Marking 10 years online
29 September 2007Today marks 10 years since I was given my first e-mail address and started using the internet on a regular basis. The occasion was that I started university. The internet was only just starting to find its way into people’s homes, so the majority of people online were academic users. I kept the same university e-mail address – and used it as my primary address – until January 2006. In those days, no-one had an existing e-mail address when they started university, so it was common to use the new address for anything. I accessed my messages via a terminal, logged on to the university’s central IRIX sever, using PINE as my mail client. Most of the time, I browsed the web using the text-only browser Lynx. (I should add that I still have both programs installed on my computer.) I also had a Windows 3.1 account with which I occasionally surfed the web graphically using Netscape Navigator. Last week, Google marked its 9th birthday. Unsurprisingly, then, it was not my original choice of search engine: in those days I used AltaVista.
In some ways, the world wide web has moved on a lot since I first started using it. Web 2.0, blogs, RSS, etc. simply didn’t exist back then; internet shopping was seen as a risky business, limited to a few specialist retailers. But other aspects of the web are still the same: it’s still possible to find plenty of weird and wonderful websites on whatever subject interests you, and to access information in a way that simply wasn’t possible for the average person in the offline world.
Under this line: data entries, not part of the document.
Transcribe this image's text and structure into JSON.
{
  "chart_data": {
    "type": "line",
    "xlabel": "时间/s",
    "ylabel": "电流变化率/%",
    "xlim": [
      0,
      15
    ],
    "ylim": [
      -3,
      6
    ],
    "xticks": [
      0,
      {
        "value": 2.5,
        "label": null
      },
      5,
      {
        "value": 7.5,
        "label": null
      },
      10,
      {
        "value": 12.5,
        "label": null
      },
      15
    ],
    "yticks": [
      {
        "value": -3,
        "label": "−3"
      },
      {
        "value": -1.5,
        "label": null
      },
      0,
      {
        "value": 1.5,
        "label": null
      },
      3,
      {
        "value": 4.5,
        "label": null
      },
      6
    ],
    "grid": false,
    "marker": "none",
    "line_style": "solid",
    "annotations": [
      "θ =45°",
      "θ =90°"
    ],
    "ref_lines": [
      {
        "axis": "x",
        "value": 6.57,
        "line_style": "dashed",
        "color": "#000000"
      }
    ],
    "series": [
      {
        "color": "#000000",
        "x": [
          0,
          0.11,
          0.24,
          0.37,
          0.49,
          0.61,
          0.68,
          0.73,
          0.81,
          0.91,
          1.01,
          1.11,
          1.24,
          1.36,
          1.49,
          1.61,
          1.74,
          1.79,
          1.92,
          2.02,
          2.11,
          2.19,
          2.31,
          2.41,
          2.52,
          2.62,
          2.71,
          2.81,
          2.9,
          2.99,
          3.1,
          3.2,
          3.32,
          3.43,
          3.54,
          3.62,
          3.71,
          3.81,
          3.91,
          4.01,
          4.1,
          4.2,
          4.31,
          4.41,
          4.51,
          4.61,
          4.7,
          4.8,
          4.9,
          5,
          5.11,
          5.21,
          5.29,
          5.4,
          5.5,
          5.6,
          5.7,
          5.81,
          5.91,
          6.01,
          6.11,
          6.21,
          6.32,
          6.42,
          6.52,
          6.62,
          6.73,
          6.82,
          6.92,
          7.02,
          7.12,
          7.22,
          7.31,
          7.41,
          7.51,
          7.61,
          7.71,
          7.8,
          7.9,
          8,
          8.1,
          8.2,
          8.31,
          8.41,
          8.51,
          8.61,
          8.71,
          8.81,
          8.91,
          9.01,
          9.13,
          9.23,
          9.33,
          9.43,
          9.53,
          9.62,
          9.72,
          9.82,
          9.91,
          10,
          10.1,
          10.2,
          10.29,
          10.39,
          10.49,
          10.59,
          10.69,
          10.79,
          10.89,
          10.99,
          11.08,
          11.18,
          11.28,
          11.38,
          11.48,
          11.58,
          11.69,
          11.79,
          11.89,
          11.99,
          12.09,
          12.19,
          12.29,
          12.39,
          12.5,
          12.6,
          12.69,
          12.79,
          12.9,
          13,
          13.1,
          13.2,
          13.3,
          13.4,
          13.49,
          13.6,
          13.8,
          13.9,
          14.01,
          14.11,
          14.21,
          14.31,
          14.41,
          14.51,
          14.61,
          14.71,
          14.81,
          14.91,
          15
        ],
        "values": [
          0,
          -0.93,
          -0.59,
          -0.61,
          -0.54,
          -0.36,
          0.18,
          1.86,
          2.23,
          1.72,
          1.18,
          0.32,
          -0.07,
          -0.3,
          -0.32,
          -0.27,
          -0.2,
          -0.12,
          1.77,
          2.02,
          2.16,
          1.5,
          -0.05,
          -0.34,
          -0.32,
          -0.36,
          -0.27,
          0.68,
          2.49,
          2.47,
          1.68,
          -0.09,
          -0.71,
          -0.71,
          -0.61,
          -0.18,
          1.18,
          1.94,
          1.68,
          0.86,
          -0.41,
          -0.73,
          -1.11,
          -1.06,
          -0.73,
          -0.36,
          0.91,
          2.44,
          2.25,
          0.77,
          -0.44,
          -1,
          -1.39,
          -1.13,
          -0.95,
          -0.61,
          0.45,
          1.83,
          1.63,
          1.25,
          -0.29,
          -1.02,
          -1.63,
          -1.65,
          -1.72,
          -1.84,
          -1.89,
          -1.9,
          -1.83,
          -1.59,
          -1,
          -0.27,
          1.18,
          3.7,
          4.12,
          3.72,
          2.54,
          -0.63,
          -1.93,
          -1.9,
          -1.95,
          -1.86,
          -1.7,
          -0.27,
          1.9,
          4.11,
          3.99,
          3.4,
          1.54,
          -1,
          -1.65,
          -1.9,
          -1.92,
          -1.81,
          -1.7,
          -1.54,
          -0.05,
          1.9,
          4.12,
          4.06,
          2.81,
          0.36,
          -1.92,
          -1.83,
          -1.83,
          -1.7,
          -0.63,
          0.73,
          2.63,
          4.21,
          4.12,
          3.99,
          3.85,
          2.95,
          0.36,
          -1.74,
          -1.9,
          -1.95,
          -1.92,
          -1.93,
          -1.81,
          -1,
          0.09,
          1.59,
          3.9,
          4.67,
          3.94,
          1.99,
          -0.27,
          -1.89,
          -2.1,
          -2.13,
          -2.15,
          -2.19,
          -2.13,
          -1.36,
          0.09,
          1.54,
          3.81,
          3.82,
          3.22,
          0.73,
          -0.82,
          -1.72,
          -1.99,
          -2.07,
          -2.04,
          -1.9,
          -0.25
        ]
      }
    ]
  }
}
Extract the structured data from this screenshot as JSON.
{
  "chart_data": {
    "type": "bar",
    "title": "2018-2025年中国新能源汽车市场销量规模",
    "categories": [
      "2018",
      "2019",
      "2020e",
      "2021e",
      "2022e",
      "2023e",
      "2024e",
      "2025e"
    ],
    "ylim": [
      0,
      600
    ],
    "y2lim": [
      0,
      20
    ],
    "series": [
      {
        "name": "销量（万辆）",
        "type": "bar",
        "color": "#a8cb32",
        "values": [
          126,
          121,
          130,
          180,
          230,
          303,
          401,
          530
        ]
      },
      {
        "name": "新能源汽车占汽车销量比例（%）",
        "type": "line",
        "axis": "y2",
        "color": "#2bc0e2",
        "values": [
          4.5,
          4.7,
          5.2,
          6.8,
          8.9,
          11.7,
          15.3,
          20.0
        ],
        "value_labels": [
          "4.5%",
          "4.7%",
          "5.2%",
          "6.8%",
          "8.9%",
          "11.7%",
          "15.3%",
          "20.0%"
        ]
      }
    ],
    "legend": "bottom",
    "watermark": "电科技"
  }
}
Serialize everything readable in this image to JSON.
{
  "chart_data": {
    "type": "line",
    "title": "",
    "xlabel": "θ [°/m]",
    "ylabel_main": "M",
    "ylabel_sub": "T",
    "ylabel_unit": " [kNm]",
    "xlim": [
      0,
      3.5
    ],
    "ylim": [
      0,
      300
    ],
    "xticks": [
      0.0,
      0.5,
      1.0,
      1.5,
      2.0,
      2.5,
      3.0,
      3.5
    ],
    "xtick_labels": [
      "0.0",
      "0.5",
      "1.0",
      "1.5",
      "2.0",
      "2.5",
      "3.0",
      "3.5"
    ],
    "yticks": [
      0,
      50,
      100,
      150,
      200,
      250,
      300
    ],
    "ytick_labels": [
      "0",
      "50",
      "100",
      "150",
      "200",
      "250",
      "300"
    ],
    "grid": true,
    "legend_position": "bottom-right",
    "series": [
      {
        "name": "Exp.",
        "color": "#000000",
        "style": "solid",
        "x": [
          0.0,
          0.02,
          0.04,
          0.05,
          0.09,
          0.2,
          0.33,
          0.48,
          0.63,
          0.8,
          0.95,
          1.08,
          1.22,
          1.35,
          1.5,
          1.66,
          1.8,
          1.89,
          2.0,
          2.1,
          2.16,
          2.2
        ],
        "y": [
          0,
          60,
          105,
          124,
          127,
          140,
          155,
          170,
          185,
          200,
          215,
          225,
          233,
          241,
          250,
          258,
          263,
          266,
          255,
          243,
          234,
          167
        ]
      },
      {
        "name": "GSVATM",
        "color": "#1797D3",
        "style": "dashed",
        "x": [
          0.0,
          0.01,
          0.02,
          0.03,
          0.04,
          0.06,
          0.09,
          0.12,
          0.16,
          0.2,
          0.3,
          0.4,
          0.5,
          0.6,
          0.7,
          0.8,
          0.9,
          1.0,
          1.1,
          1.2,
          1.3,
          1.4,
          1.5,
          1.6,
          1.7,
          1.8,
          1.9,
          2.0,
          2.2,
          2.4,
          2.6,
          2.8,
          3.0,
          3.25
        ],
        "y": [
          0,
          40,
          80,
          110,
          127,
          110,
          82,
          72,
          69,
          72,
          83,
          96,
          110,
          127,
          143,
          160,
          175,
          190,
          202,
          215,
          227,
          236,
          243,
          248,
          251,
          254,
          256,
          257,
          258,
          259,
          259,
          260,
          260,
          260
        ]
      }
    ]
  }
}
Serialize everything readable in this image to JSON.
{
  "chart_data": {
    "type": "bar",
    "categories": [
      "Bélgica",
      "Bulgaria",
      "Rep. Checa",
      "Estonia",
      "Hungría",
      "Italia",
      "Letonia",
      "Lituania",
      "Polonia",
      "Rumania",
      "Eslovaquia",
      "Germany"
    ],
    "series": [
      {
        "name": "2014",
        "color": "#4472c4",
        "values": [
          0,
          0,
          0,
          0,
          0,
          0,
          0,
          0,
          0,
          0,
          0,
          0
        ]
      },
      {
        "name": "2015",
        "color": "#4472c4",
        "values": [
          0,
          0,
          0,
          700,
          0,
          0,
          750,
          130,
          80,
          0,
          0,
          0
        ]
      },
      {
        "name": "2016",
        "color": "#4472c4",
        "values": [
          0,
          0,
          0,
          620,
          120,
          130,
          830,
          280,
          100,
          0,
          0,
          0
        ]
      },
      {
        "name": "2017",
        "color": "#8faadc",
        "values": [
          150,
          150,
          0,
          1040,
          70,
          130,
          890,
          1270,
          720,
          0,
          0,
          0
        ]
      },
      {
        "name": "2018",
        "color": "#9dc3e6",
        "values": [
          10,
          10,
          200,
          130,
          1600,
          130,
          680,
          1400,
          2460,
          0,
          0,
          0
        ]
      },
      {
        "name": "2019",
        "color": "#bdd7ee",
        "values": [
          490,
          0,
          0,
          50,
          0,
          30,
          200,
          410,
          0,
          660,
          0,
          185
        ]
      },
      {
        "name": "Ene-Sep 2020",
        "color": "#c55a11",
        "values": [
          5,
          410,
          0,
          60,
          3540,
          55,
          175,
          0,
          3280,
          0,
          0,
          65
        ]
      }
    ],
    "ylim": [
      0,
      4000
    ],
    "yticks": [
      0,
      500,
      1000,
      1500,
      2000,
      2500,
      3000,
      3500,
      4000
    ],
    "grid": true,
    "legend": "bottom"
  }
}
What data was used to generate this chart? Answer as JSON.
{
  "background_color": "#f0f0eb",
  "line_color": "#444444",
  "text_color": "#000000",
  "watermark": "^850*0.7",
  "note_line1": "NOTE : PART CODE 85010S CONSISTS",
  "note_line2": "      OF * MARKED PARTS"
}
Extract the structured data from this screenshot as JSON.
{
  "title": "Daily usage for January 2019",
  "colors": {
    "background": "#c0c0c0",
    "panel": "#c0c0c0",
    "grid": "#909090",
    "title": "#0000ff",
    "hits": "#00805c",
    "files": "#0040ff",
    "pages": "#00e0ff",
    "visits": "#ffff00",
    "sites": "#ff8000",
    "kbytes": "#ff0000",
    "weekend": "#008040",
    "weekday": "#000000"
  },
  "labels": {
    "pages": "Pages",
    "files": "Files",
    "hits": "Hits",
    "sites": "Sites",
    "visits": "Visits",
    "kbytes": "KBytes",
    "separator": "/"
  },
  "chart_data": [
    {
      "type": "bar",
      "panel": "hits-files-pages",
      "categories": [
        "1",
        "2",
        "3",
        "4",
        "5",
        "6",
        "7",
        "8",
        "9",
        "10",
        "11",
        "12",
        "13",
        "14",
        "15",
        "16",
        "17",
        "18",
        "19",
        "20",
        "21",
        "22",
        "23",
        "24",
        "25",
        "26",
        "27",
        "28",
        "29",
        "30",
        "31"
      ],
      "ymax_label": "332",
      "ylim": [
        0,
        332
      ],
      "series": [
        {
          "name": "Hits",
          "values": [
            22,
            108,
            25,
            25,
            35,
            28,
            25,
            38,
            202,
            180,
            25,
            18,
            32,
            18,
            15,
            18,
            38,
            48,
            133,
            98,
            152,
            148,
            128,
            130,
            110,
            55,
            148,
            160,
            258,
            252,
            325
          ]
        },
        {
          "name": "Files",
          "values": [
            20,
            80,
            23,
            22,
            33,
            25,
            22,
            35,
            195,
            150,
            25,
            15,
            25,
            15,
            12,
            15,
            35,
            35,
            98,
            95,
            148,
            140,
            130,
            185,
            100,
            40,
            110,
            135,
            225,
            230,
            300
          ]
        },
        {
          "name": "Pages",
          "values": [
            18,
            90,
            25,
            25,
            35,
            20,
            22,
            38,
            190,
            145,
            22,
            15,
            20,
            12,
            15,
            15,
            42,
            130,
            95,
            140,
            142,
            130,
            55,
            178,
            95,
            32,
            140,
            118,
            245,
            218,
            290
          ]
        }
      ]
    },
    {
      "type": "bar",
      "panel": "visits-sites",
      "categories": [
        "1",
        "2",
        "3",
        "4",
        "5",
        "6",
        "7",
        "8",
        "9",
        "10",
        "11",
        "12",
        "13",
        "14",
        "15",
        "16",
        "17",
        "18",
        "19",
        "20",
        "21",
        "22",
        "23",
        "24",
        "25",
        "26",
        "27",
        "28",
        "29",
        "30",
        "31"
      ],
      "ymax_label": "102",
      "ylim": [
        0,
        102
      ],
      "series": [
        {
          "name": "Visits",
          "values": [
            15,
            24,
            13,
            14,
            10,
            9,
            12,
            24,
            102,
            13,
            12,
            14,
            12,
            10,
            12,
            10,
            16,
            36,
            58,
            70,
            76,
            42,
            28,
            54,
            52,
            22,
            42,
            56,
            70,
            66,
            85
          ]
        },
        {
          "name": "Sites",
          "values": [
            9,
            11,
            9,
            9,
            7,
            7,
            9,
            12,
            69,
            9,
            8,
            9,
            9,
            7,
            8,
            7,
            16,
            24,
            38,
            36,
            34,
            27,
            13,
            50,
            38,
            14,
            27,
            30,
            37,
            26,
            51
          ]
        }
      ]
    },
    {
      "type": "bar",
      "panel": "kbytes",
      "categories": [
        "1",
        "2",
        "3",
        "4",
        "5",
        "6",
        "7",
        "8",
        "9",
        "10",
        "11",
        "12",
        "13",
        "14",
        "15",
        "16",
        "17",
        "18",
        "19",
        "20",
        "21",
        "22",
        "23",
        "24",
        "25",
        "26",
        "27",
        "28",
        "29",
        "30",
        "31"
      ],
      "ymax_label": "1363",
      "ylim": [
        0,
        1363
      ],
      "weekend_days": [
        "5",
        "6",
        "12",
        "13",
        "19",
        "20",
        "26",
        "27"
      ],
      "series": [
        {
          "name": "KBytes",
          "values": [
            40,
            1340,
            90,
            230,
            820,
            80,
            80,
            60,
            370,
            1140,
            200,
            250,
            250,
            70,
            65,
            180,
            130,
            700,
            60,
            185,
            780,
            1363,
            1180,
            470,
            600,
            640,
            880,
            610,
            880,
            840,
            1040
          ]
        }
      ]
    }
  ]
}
How will the internet evolve in the next 10 years? Both e-mail and the world wide web have remained popular because they are free to the end user, and are based on open standards. The challenges that will face the internet in the future are issues such as net neutrality, digital rights management, and attempts to introduce proprietary standards – all things that could damage the internet as we know it, and hamper its future development. As the internet completes its transition from an academic network to a global medium, let’s hope it continues to be enhanced by the best practices of the commercial world, without gaining the worst.